I couldn't get the camera close enough to get all of the image but you can see most of it. There is no separate object chamber - the tiny beads actually move within the mirrors. This gives a great 3d effect since the image can move closer to you if you tilt the scope upwards. The only problem is that it's a bit dark without a strong light source - I'll need to add less objects or a side light if I use this design again.

Dragon's Eye Scope

Dimensions: Length=2" Diameter=1.5"

This is the first mini scope I've made that I've cut my own mirrors. I was using a surplus lens that I bought from American Science & Surplus, which accounts for the unusual dimensions. The lens was quite large bur had a very short focal length. There are a number of things I could improve but I learned alot and am happy with it over all.

I sculpted and molded the dragon's eye. I liked the idea of a dragon's eye view and may do others with the same theme. The scope was made with white clay and tinted with alchol based inks.

I couldn't get the camera close enough to get much of the image, but it's a three mirror scope with small sead beads and bugle beads for the objects.

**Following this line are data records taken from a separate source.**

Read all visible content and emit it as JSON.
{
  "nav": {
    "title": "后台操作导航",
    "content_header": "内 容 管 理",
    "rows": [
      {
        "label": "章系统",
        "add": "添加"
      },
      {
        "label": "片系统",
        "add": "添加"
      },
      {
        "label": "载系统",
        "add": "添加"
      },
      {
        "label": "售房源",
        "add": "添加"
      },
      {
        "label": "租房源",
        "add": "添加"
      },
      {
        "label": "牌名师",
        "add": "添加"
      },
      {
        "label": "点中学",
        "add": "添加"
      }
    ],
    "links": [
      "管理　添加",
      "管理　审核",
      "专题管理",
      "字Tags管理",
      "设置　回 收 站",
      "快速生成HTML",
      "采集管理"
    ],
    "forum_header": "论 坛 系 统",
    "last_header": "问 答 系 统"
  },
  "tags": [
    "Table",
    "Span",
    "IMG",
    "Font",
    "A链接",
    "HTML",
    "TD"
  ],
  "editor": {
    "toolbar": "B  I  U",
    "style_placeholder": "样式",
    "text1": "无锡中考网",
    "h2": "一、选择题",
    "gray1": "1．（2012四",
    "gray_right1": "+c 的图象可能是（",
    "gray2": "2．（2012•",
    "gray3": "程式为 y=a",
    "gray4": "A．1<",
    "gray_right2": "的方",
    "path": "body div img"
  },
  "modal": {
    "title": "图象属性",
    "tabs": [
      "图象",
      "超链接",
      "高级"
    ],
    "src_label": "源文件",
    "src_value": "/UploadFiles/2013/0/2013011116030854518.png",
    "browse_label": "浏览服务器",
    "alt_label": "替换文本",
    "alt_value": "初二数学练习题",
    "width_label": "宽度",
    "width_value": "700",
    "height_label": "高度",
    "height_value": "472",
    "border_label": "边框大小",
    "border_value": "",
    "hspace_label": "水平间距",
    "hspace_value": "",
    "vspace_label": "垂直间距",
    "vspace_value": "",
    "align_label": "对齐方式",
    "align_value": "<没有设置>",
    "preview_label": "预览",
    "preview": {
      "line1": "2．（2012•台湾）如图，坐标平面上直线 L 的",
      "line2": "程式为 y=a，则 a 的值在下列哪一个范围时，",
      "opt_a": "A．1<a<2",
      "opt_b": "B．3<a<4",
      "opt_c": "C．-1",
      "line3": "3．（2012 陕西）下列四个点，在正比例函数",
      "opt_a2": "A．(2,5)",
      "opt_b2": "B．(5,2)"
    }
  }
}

Irridescent Leaves Kaleidoscope

Dimensions: Length=7.5" Diameter=1.5"

This is a scope that I made as a demo at the Klay Karma 2005 retreat in Massachusetts. (A great time, btw!)

This kaleidoscope was made from the Single Tube kit. The barrel was covered with a modified version of Mike Buessler's leaf resist technique. I covered the scope with black clay, then placed real leaves back side down (so the vein pattern would be pressed in) and brayered them in. I used gold, copper and bronze mica powders to cover the clay around the leaves. Then I carefully peeled up the leaves and used blue and green powders to cover the exposed leaf spaces. I also used a bit of sandpaper here and there to add additional texture. Once it was baked, I glazed it with Future, let it dry, and assembled the scope.

Manatee Scope

Dimensions: Length=9.5"

This is a two mirror 7 point kaleidoscope. I wanted to create the illusion of light filtering down into the ocean depths. A sea turtle and seahorse can be seen on the far side of the scope.

The object cell is a dry cell but turns in its cradle. The polymer clay end caps fit well enough that I didn't need to glue them - they can be removed and the objects can be changed. The current image is formed from dichroic glass, shattered irridescent mosaic marbles, and varied glass beads. On this scope I lapped and chamfered the first surface mirrors.